Cu²⁺ Intercalation and Structural Water Enhance Electrochemical Performance of Cathode in Zinc-Ion Batteries

This study investigates the performance of Cu-intercalated V₃O₇·H₂O (CuVOH) as a cathode material for aqueous zinc-ion batteries (AZIBs). DFT calculations were conducted to explore the effects of Cu2+ incorporation and structural water on the electrochemical performance of VOH. The results indicated that Cu2+ and structural water enhance Zn2+ diffusion by reducing electrostatic resistance and facilitating faster transport. Based on these insights, CuVOH nanobelts were synthesized via a one-step hydrothermal method.
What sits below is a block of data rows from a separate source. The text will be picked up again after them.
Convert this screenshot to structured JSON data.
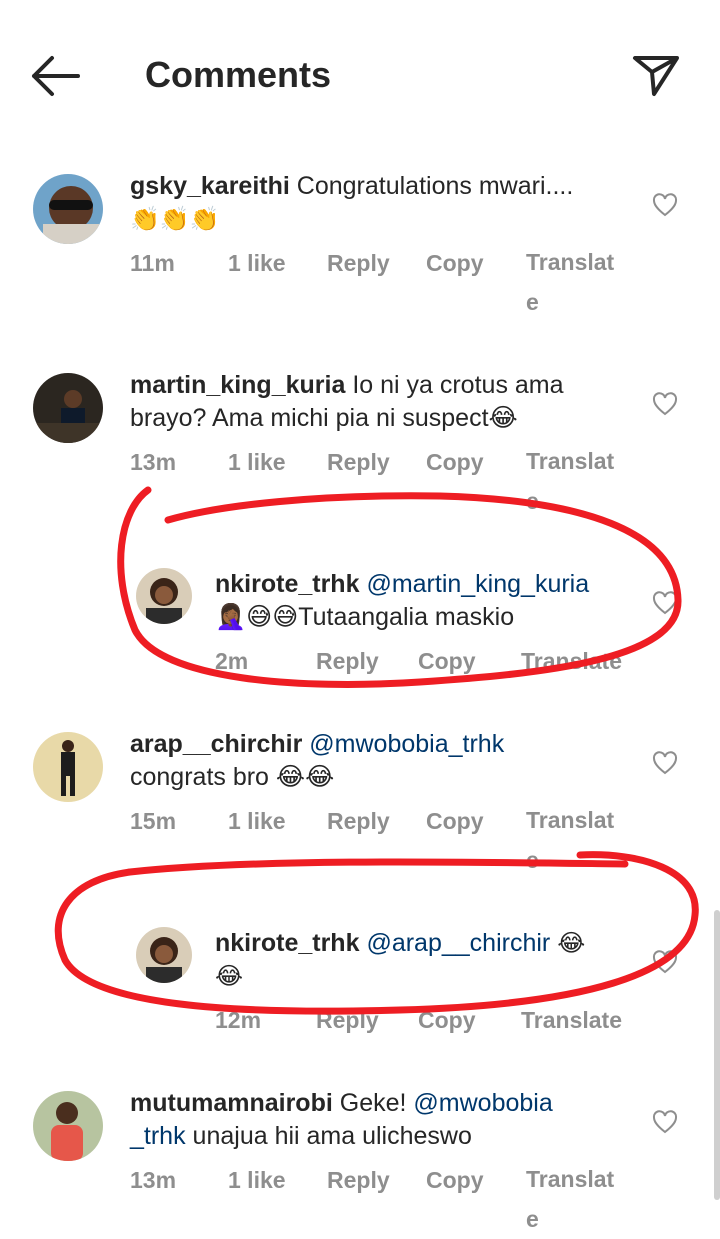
{
  "header": {
    "title": "Comments"
  },
  "comments": [
    {
      "username": "gsky_kareithi",
      "text": "Congratulations mwari....",
      "emojis": "👏👏👏",
      "time": "11m",
      "likes": "1 like",
      "reply": "Reply",
      "copy": "Copy",
      "translate": "Translate"
    },
    {
      "username": "martin_king_kuria",
      "text1": "Io ni ya crotus ama",
      "text2": "brayo? Ama michi pia ni suspect😂",
      "time": "13m",
      "likes": "1 like",
      "reply": "Reply",
      "copy": "Copy",
      "translate": "Translate"
    },
    {
      "username": "nkirote_trhk",
      "mention": "@martin_king_kuria",
      "text": "🤦🏾‍♀️😅😅Tutaangalia maskio",
      "time": "2m",
      "reply": "Reply",
      "copy": "Copy",
      "translate": "Translate"
    },
    {
      "username": "arap__chirchir",
      "mention": "@mwobobia_trhk",
      "text": "congrats bro 😂😂",
      "time": "15m",
      "likes": "1 like",
      "reply": "Reply",
      "copy": "Copy",
      "translate": "Translate"
    },
    {
      "username": "nkirote_trhk",
      "mention": "@arap__chirchir",
      "emoji1": "😂",
      "emoji2": "😂",
      "time": "12m",
      "reply": "Reply",
      "copy": "Copy",
      "translate": "Translate"
    },
    {
      "username": "mutumamnairobi",
      "text1": "Geke!",
      "mention1": "@mwobobia",
      "mention2": "_trhk",
      "text2": "unajua hii ama ulicheswo",
      "time": "13m",
      "likes": "1 like",
      "reply": "Reply",
      "copy": "Copy",
      "translate": "Translate"
    }
  ],
  "colors": {
    "text": "#262626",
    "meta": "#8e8e8e",
    "mention": "#00376b",
    "annotation": "#ee1d23"
  }
}
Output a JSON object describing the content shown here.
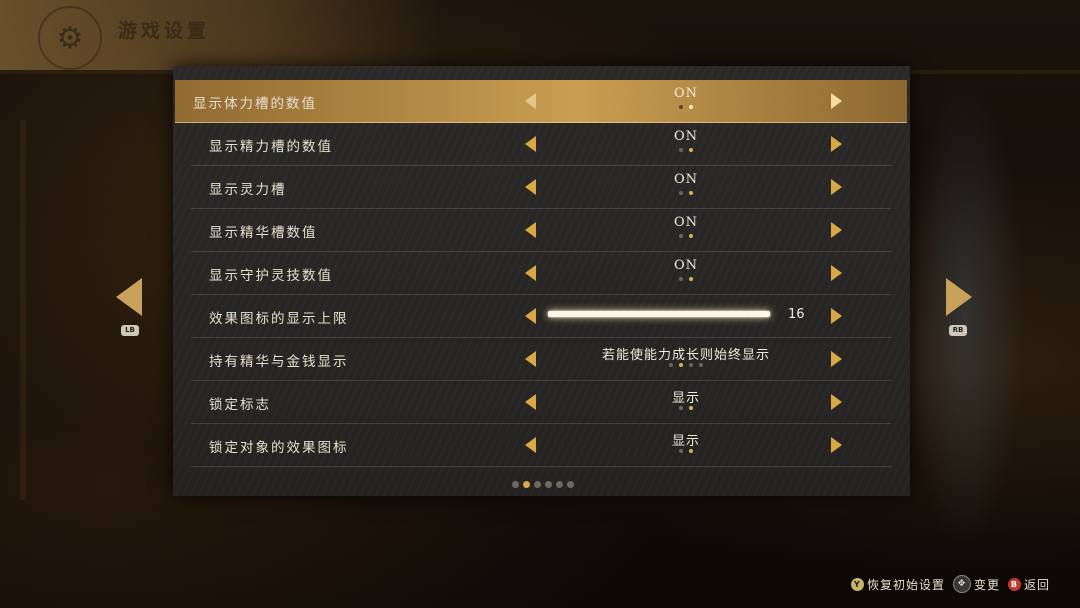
{
  "header": {
    "title": "游戏设置",
    "emblem_icon": "gear-emblem-icon"
  },
  "nav": {
    "left_badge": "LB",
    "right_badge": "RB"
  },
  "settings": [
    {
      "label": "显示体力槽的数值",
      "type": "toggle",
      "value": "ON",
      "options_count": 2,
      "selected_index": 1,
      "selected": true
    },
    {
      "label": "显示精力槽的数值",
      "type": "toggle",
      "value": "ON",
      "options_count": 2,
      "selected_index": 1
    },
    {
      "label": "显示灵力槽",
      "type": "toggle",
      "value": "ON",
      "options_count": 2,
      "selected_index": 1
    },
    {
      "label": "显示精华槽数值",
      "type": "toggle",
      "value": "ON",
      "options_count": 2,
      "selected_index": 1
    },
    {
      "label": "显示守护灵技数值",
      "type": "toggle",
      "value": "ON",
      "options_count": 2,
      "selected_index": 1
    },
    {
      "label": "效果图标的显示上限",
      "type": "slider",
      "value": "16",
      "fill_fraction": 1.0
    },
    {
      "label": "持有精华与金钱显示",
      "type": "select",
      "value": "若能使能力成长则始终显示",
      "options_count": 4,
      "selected_index": 1
    },
    {
      "label": "锁定标志",
      "type": "toggle",
      "value": "显示",
      "options_count": 2,
      "selected_index": 1
    },
    {
      "label": "锁定对象的效果图标",
      "type": "toggle",
      "value": "显示",
      "options_count": 2,
      "selected_index": 1
    }
  ],
  "pagination": {
    "count": 6,
    "active_index": 1
  },
  "footer": {
    "reset": {
      "button": "Y",
      "label": "恢复初始设置"
    },
    "change": {
      "button": "✥",
      "label": "变更"
    },
    "back": {
      "button": "B",
      "label": "返回"
    }
  },
  "colors": {
    "accent": "#d9a845",
    "selected_row": "#c9984a",
    "panel": "#2a2826"
  }
}
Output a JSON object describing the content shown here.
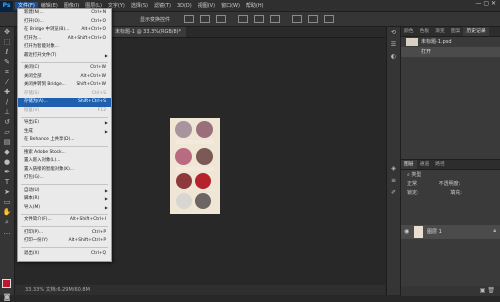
{
  "menubar": {
    "logo": "Ps",
    "items": [
      "文件(F)",
      "编辑(E)",
      "图像(I)",
      "图层(L)",
      "文字(Y)",
      "选择(S)",
      "滤镜(T)",
      "3D(D)",
      "视图(V)",
      "窗口(W)",
      "帮助(H)"
    ],
    "window_controls": "—  ▢  ✕"
  },
  "options_bar": {
    "text": "显示变换控件"
  },
  "doc_tab": {
    "label": "未标题-1 @ 33.3%(RGB/8)*"
  },
  "status_bar": {
    "text": "33.33%    文档:6.29M/60.8M"
  },
  "file_menu": {
    "items": [
      {
        "label": "新建(N)...",
        "shortcut": "Ctrl+N"
      },
      {
        "label": "打开(O)...",
        "shortcut": "Ctrl+O"
      },
      {
        "label": "在 Bridge 中浏览(B)...",
        "shortcut": "Alt+Ctrl+O"
      },
      {
        "label": "打开为...",
        "shortcut": "Alt+Shift+Ctrl+O"
      },
      {
        "label": "打开为智能对象...",
        "shortcut": ""
      },
      {
        "label": "最近打开文件(T)",
        "shortcut": "",
        "submenu": true
      },
      {
        "sep": true
      },
      {
        "label": "关闭(C)",
        "shortcut": "Ctrl+W"
      },
      {
        "label": "关闭全部",
        "shortcut": "Alt+Ctrl+W"
      },
      {
        "label": "关闭并转到 Bridge...",
        "shortcut": "Shift+Ctrl+W"
      },
      {
        "label": "存储(S)",
        "shortcut": "Ctrl+S",
        "disabled": true
      },
      {
        "label": "存储为(A)...",
        "shortcut": "Shift+Ctrl+S",
        "highlight": true
      },
      {
        "label": "恢复(V)",
        "shortcut": "F12",
        "disabled": true
      },
      {
        "sep": true
      },
      {
        "label": "导出(E)",
        "shortcut": "",
        "submenu": true
      },
      {
        "label": "生成",
        "shortcut": "",
        "submenu": true
      },
      {
        "label": "在 Behance 上共享(D)...",
        "shortcut": ""
      },
      {
        "sep": true
      },
      {
        "label": "搜索 Adobe Stock...",
        "shortcut": ""
      },
      {
        "label": "置入嵌入对象(L)...",
        "shortcut": ""
      },
      {
        "label": "置入链接的智能对象(K)...",
        "shortcut": ""
      },
      {
        "label": "打包(G)...",
        "shortcut": ""
      },
      {
        "sep": true
      },
      {
        "label": "自动(U)",
        "shortcut": "",
        "submenu": true
      },
      {
        "label": "脚本(R)",
        "shortcut": "",
        "submenu": true
      },
      {
        "label": "导入(M)",
        "shortcut": "",
        "submenu": true
      },
      {
        "sep": true
      },
      {
        "label": "文件简介(F)...",
        "shortcut": "Alt+Shift+Ctrl+I"
      },
      {
        "sep": true
      },
      {
        "label": "打印(P)...",
        "shortcut": "Ctrl+P"
      },
      {
        "label": "打印一份(Y)",
        "shortcut": "Alt+Shift+Ctrl+P"
      },
      {
        "sep": true
      },
      {
        "label": "退出(X)",
        "shortcut": "Ctrl+Q"
      }
    ]
  },
  "history_panel": {
    "tabs": [
      "颜色",
      "色板",
      "渐变",
      "图案",
      "历史记录"
    ],
    "active_tab": 4,
    "items": [
      "未标题-1.psd",
      "打开"
    ]
  },
  "layers_panel": {
    "tabs": [
      "图层",
      "通道",
      "路径"
    ],
    "filter_label": "类型",
    "blend_mode": "正常",
    "opacity_label": "不透明度:",
    "lock_label": "锁定:",
    "fill_label": "填充:",
    "layer_name": "图层 1"
  }
}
The experimental results confirmed the DFT predictions, demonstrating that CuVOH exhibited an initial discharge capacity of 336.1 mAh g−1 at 0.2 A g−1 and maintained a high cycling stability with 98.7% retention after 1000 cycles at 10 A g−1. The incorporation of Cu2+ pillars and interlayer water improved the structural stability and Zn2+ diffusion, offering enhanced rate performance and long-term cycling stability. The study highlights the effective integration of computational and experimental methods to optimize cathode materials for high-performance AZIBs, providing a promising strategy for the development of stable and efficient energy storage systems.